May 2016, IBI Group, London
Our feeling good in public space series has been unravelling the impacts of design on a physiological and psychological level, irrespective of age, gender, class or bodily ability. Good design does not discriminate, and yet the physical environment is full of poor design that does.
This event focuses on research and case studies that tackle how to design an environment to empower people who have lost a sense. This includes some of the less well-known sensory functions which aid our bodily perception of space, as well as the more familiar senses. Talks will cover:
- How do we make public spaces into lifetime spaces that work for all ages and abilities in a changing climate?
- Should design thinking go beyond just the use of visual warning signs and tactile surfaces at street crossings?
- How can we harness new technologies to aid our senses and use of public spaces in a changing environment?
Wendy De Silva, IBI Group
Mobility, mood and place – making the environment easy, enjoyable and meaningful for older people
Máire Cox, University of Edinburgh
Going outdoors is essential for maintaining health and wellbeing into later life, but many older people find it becomes less easy, enjoyable and meaningful as they age. Mobility, Mood and Place (MMP) is a £1.6m research project exploring how places can be designed collaboratively to improve older people’s experience of pedestrian mobility. Funded by the EPSRC through the Lifelong Health and Wellbeing Cross-Council Programme, the project builds on evidence that how we experience environments influences our mood and, in turn, our willingness to be active. As analysis begins on two years of data collection, this talk will look at the project’s range of innovative research methods, including co-design with older people, mobile neural imaging, and the use of lifecourse data to measure the influence of local environments over time.
“Hello Holly, welcome back!” A new dementia threshold
Richard Mazuch, IBI Group
With an ever increasing Dementia population more pressure is being exerted on the National Health and Social Services. These patients have many problems with wayfinding, legibility, orientation, and familiarity. Statistics tell us:
- 25% of people who ‘wander’ experience serious or fatal injury (Rader, 1987)
- 40% of people with dementia get lost at some point – 5% of people with dementia get lost repeatedly (McShane et al., 1998)
Misplaced patients do miss treatment, medication and care, resulting in feelings of fear, abandonment, anxiety, aggression, stress, and increased morbidity which in turn results in spiraling NHS/Caregiver costs.
Within this developing scenario, a group of designers developed multiple solutions incorporated in one innovative and unique design, integrated resolution… The ‘Dementia Threshold’. This provides a complete, rapid construct, entrance module for individual patient bedrooms. It incorporates extensive assistive technology and details throughout. The many components include an interactive stable door, pressure mats, video door entry system, wristband activated doors, skirting/architrave lighting, welcome voice recording interactive, personalised cabinet, smell emitters, bogus caller alarm, ergonomic friendly ironmongery, heated seating, activated sequential lighting to destination, captive walking aid features, etc.
The presentation will then allow Holly to enter the public realm seeing how assistive design and technology can support her navigation beyond the home and back.
What I learned from shadowing disabled people…
Ross Atkin, Ross Atkin Associates
I’ll Summarise some key findings from seven years of shadowing disabled people as they navigate public space, and show how this influenced two design and technology projects; Sight Line and Responsive Street Furniture.
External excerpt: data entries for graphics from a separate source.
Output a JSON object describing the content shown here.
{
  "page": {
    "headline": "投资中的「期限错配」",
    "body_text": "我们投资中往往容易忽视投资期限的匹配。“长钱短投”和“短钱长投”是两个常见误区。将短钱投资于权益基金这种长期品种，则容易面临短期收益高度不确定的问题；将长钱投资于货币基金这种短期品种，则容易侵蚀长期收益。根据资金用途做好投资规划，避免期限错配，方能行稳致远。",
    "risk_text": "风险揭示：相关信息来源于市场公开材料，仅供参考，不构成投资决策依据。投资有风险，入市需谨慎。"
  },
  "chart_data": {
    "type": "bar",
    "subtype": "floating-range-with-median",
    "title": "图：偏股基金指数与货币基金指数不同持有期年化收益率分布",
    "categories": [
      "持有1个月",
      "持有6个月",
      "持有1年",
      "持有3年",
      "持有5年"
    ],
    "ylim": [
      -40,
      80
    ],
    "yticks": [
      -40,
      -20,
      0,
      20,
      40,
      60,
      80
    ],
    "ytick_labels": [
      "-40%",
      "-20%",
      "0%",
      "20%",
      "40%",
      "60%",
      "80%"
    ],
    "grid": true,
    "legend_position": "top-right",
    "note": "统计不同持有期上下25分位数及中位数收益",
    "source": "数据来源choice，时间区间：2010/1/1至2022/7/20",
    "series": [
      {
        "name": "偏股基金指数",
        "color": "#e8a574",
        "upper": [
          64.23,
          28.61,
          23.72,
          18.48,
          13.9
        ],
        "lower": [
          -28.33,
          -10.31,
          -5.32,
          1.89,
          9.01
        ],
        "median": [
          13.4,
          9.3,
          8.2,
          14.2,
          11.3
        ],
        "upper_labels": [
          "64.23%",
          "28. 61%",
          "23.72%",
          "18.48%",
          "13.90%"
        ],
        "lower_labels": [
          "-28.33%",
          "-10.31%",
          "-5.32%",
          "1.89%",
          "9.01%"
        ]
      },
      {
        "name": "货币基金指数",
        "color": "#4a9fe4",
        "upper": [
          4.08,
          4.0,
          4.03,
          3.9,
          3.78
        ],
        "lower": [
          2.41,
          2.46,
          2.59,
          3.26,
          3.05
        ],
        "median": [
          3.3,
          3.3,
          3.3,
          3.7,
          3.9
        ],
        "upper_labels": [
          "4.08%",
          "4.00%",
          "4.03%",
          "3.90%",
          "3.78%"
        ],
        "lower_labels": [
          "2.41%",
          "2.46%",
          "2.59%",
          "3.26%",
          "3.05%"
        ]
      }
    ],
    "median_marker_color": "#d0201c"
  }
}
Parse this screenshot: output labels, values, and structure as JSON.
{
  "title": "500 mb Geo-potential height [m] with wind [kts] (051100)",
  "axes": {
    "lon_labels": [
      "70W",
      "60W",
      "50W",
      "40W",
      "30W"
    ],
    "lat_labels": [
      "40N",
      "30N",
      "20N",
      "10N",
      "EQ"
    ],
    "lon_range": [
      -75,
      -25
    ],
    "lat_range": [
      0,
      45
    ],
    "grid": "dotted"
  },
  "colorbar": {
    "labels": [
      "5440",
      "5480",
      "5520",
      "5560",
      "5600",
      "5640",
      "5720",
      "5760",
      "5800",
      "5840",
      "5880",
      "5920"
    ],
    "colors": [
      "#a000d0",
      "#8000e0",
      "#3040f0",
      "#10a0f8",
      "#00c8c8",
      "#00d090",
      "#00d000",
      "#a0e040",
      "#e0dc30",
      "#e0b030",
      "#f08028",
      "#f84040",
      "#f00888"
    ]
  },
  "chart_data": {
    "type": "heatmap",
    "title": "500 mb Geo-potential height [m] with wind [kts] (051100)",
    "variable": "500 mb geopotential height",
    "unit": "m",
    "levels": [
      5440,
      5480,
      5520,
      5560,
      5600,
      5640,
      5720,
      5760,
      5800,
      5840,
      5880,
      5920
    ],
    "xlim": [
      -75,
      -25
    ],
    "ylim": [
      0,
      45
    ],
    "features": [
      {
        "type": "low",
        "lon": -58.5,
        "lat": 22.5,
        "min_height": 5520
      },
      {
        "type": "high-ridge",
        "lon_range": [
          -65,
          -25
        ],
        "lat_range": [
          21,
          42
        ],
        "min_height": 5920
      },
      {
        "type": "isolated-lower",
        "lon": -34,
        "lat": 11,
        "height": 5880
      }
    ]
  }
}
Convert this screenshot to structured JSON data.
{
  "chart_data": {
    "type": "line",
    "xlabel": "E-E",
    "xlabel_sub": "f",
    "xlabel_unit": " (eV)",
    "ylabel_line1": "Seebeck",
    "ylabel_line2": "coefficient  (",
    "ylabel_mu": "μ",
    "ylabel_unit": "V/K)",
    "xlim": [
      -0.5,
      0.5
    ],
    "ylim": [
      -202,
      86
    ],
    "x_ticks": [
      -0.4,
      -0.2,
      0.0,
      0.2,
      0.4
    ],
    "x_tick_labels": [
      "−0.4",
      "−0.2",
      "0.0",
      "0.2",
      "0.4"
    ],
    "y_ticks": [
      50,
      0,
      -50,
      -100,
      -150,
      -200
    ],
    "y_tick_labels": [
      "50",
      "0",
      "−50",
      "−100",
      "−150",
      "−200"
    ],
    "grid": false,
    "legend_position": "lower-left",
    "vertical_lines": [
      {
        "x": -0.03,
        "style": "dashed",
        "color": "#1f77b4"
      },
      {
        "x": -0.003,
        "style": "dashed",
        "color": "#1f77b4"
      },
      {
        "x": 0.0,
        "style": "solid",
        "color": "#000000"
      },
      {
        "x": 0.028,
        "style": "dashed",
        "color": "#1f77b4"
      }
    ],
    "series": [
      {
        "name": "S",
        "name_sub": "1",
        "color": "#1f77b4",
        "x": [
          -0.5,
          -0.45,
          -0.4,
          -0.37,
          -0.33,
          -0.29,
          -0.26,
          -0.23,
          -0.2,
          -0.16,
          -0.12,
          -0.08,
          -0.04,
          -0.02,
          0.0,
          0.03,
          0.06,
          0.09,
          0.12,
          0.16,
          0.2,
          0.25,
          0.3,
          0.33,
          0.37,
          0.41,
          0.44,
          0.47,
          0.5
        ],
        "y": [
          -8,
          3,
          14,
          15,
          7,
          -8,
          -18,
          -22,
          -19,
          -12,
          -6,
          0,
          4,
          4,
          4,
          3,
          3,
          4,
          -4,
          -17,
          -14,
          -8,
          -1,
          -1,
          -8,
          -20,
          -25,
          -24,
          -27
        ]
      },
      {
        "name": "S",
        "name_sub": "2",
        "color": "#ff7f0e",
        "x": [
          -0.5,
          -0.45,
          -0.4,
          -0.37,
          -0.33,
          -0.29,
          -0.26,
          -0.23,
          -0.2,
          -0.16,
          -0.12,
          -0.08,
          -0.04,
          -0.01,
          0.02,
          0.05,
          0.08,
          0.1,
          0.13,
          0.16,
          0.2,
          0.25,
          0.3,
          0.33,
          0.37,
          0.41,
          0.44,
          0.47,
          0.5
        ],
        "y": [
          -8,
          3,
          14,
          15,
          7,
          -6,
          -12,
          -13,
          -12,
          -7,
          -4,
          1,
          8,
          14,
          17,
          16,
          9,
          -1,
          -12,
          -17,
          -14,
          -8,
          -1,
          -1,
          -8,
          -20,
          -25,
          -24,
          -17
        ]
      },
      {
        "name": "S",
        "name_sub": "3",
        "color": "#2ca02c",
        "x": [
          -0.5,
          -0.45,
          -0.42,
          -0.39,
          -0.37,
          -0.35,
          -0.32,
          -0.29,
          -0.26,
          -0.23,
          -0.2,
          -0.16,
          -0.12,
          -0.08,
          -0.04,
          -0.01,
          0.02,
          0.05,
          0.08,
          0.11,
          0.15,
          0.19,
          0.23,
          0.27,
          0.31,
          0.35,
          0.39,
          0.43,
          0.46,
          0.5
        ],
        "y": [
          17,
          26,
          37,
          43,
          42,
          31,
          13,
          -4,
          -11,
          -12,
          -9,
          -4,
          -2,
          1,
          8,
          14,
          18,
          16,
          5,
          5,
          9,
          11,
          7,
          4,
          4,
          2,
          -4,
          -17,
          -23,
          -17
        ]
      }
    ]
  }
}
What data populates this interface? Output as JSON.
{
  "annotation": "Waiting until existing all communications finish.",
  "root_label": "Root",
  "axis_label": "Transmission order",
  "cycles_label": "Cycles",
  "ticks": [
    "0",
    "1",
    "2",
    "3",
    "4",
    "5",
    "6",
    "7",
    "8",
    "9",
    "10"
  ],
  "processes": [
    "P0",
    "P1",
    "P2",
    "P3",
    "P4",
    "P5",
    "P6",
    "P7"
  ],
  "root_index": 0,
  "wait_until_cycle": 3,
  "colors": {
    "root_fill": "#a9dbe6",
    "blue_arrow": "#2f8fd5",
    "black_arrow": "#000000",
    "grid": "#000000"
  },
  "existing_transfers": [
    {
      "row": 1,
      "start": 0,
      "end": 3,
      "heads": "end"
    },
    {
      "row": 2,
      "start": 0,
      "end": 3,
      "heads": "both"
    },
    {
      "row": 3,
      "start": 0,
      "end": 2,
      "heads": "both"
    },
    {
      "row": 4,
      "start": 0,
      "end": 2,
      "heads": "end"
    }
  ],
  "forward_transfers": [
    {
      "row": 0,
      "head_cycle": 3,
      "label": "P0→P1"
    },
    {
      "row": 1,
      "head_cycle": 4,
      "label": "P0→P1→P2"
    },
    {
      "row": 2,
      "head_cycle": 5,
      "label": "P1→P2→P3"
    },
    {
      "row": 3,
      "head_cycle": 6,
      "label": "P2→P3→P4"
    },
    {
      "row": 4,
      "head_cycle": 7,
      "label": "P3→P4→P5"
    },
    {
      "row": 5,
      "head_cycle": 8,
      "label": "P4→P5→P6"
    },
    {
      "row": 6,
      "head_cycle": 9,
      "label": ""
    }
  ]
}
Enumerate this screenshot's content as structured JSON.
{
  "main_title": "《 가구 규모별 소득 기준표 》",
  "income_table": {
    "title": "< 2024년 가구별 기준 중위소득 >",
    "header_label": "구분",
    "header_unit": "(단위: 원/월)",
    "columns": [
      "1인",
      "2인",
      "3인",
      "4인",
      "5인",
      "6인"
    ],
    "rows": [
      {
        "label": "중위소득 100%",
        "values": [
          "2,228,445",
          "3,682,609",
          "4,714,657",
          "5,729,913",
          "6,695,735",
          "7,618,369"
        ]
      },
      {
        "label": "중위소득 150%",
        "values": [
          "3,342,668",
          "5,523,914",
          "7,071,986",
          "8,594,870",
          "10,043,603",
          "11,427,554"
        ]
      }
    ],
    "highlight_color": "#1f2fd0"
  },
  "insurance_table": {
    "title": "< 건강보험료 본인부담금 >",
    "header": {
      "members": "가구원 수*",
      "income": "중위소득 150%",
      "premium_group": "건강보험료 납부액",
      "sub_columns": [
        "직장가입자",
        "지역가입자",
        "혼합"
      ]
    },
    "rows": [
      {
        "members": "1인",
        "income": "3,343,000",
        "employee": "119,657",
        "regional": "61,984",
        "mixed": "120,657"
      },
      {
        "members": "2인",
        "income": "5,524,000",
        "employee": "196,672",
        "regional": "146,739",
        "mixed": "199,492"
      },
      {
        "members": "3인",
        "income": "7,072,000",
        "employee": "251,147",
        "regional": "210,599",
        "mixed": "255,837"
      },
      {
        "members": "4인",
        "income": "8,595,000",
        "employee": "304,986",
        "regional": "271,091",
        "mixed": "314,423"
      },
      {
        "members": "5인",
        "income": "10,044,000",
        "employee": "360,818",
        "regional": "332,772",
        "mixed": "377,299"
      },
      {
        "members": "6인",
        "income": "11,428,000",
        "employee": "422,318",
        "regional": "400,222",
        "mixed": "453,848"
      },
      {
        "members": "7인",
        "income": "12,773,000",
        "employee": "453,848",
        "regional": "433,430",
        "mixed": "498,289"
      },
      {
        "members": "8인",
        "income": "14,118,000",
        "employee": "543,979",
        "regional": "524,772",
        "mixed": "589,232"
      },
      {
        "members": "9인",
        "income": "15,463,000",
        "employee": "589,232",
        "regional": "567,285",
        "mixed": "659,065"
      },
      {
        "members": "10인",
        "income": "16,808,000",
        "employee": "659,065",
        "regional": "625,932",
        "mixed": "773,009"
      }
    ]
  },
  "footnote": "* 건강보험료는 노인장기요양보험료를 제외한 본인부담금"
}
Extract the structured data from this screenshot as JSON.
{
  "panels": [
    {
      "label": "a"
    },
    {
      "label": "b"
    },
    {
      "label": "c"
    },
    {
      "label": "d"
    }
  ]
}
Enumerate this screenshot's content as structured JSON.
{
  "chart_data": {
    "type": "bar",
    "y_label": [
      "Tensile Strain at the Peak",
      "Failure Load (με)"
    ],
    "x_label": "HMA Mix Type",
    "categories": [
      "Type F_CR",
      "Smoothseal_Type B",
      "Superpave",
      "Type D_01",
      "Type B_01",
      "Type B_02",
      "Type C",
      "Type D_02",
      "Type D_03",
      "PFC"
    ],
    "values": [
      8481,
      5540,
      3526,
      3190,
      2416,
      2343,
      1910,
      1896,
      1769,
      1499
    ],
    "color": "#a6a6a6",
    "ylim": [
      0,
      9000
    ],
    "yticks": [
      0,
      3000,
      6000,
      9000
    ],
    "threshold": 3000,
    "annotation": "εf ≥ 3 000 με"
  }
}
A day in the life – care, technology and wellbeing in Southend
Marcus Wilshere, IBI Group
Marcus will outline a case study of a process that started with identifying the demographic profile of a community including elderly, people with physical impairments and people with mental health issues, and how IBI group developed approaches across design and technology in answer to the question ‘How can we improve people’s quality of life’? Lived experience has informed the proposals for the area’s regeneration, and we will share how with you.
Accessibility as heritage
My study focuses on accessibility as an architectural challenge from a heritage perspective. What do we mean by heritage? What we inherit from the past, but also that what we want to pass on to future generations. We are faced with an emancipation of disabled people and a challenge to create equality in the design of the built environment. The solutions we find and the inclusive culture we create will be our tangible and intangible heritage to the future. Accessibility highlights the relationship we – all of us – have with our built environment. Human function is based on three core activities, from sensing to moving and interpreting. These activities must to be viewed together when assessing the relationship we – diverse as we are – have with our built environment.
Making sense of public spaces
Jean Hewitt, Centre for Accessible Environments (CAE)
Jean will be speaking about hearing loss and balance conditions, and explore how external environments can be challenging for people with sensory impairments or conditions, as well as the often underestimated distress for people with acutely sensitive hearing, (as is often the case for someone with Autism). True community engagement rather than box ticking consultation is the key to achieving a sense of belonging and community attachment but this successful engagement with disabled people requires advance planning and resourcing to cater for a spectrum of additional needs and sadly is often a last minute consideration.